Russian Prosecutor General Vladimir Ustinov yesterday gave the chief prosecutors of Russia’s eighty-nine regions one month to bring the laws in their regions in line with federal law, and to take to court regional officials who refused to cooperate in doing so. Ustinov’s demarche came one day after the State Duma passed three bills introduced by President Vladimir Putin aimed at strengthening the federal government’s control over the region. One would allow the president to dismiss regional leaders and dissolve regional legislatures if a court finds that their actions violate federal law. The three bills were overwhelmingly approved in a first reading, but regional leaders are likely to try to amend them before they come up for a second reading in the Duma later this month. Federal prosecutors and judges in the regions, like officials with other federal agencies operating in the regions, have tended to fall under the sway of the regional governors: As a newspaper noted today, regional administrations tend to help out prosecutors “materially.” This is probably why Ustinov offered to send his deputies to the regions to “assist” the federal prosecutors in bringing regional law in line with federal law.

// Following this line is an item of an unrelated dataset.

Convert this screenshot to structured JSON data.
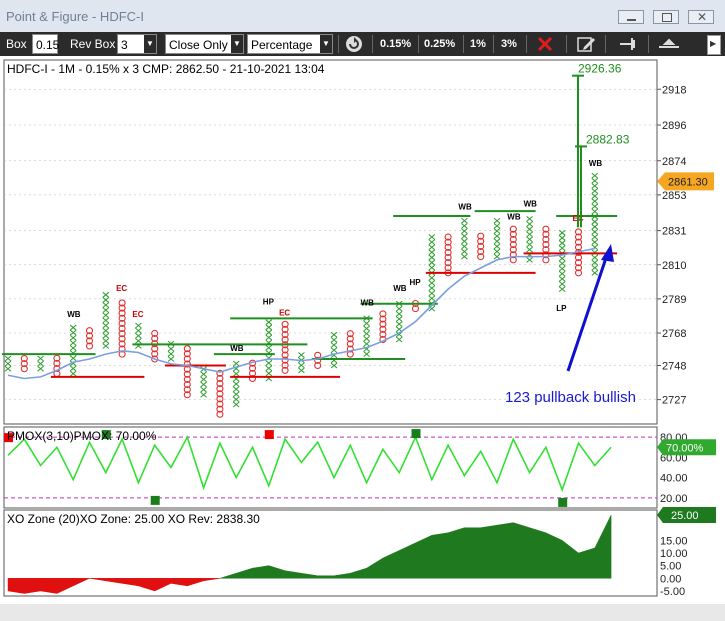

Ustinov’s task, however, will not be simple: For example, while federal prosecutors in the regions can be fired for not toeing the line, judges, who have a special status and immunity from criminal prosecution, cannot be removed. Thus the federal authorities will probably look to the Supreme Court to overrule judges in the regions, if need be. Ustinov also said yesterday that he would soon name prosecutors for the seven new federal districts recently established by presidential decree. These, of course, are likely to be far more obedient to the federal authorities (Russian agencies, June 1; Kommersant, Moscow Times, June 2).

Some observers say that the first targets of attack from the center are likely to be the national republics, including Dagestan, Ingushetia, North Ossetia, Bashkortostan, Komi, Kabardin-Balkaria, Tatarstan, Tuva and Yakutia, all of whose constitutions either claim sovereignty or supremacy over the Russian Federation constitution. Other republics on the black list include Kalmykia and Buratia, whose constitutions give their leaders the right to declare a state of emergency (Segodnya, June 2). There has been wide speculation that the Kremlin may soon move against Ingushetian President Ruslan Aushev, whom Putin recently removed from the Russian armed forces (see the Monitor, June 1).